Nach ca. 25 Standjahren haben die im modernen Weinbau verwendeten reblausresistenten Pfropfreben ihre Lebenskraft verbraucht und werden gerodet. Mit dem Neuaufreben und der sorgsamen Pflege des Jungfeldes bereitet der Winzer künftige große Ernten vor. Die besonders in Steillagen schwere Arbeit wird im Pillnitzer Weinberg durch den Einsatz von elektrischen Seilwinden zum Ziehen von Pflügen, Grubbern, Transportschlitten u.ä. Geräten erleichtert. Die traditionelle Karsthacke bleibt aber dennoch ein unentbehrliches Werkzeug für den Winzer.
Mit der Weinlese wird den Höhepunkt des Weinjahres erreicht und die Freude den lustigen Winzerschar über einen guten Jahrgang lässt die aufgebrachten Mühen vergessen.

Mitte Juni

  .... findet man den Winzer öfter als sonst bei seinen Weinstöcken. Aufmerksamer verfolgt er jetzt den Wetterverlauf — es ist die Zeit der Weinblüte. Reife und volle Trauben kann der Winzer nur erwarten, wenn warme und sonnige Witterung die Gescheine — die Blütenstände — zügig und vollständig verblühen lässt.

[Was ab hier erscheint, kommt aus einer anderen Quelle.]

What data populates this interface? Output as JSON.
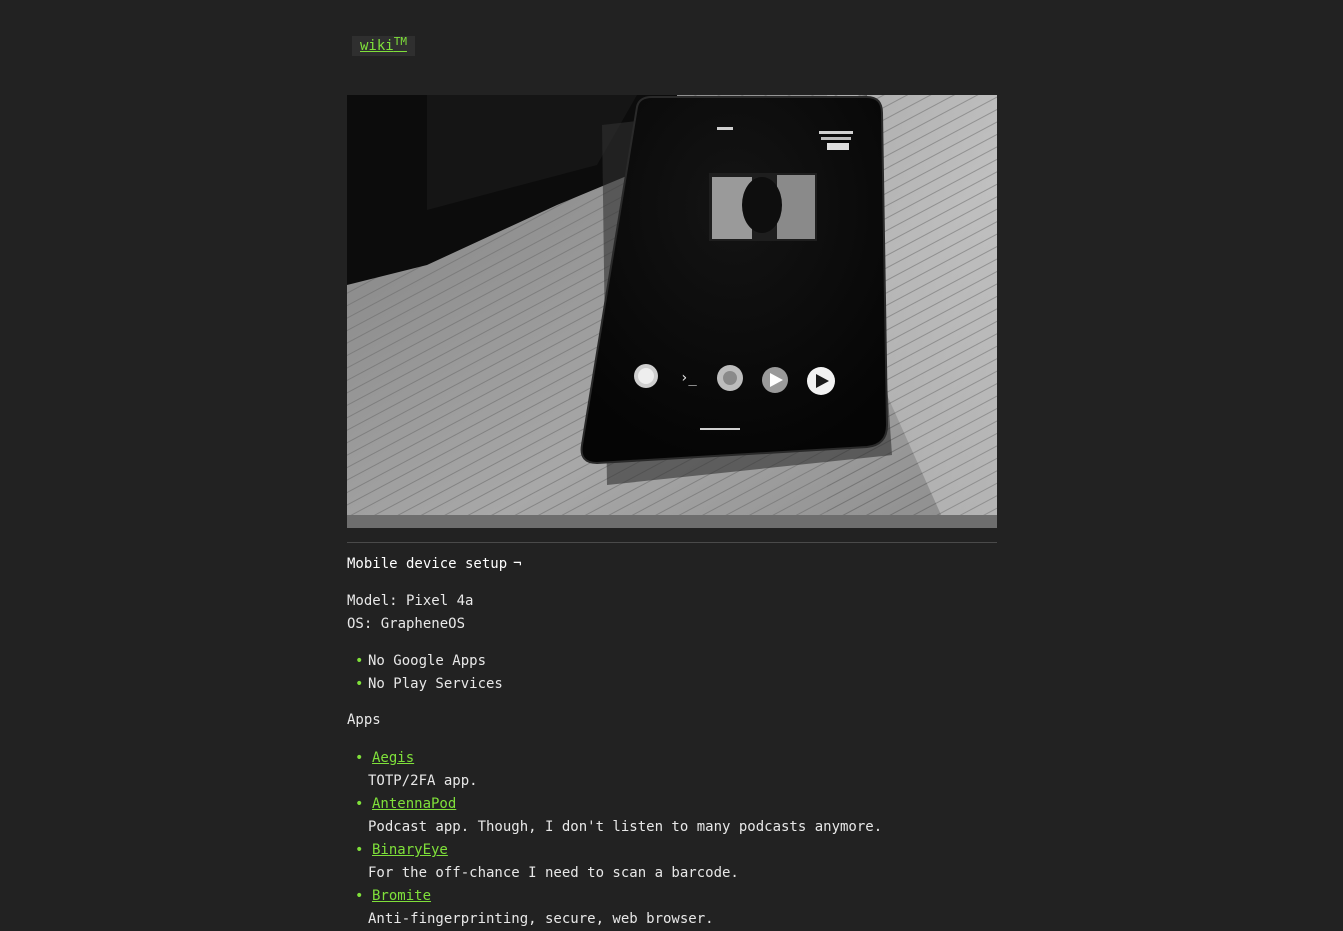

Dieses wichtige Ereignis im Vegetationsjahr der Rebe ist für die Pillnitzer Winzer die zünftige Umrahmung eines Juniwochendes für ihr traditionellen Weinblütenfestes. Weinfröhlichkeit und die enge Verbundenheit zum Weinberg lassen diesen Juniabend alljährlich zu einem unvergessenen Erlebnis werden


Beispiel einer Einladung zum Weinblütenfest

Signet der Weinbaugemeinschaft "Weinberg Pillnitz"

Ehrst Du nicht nur unser Land
sondern auch des Winzers Stand
Willst des Winzers Gast Du sein
trinke Heimatwein
.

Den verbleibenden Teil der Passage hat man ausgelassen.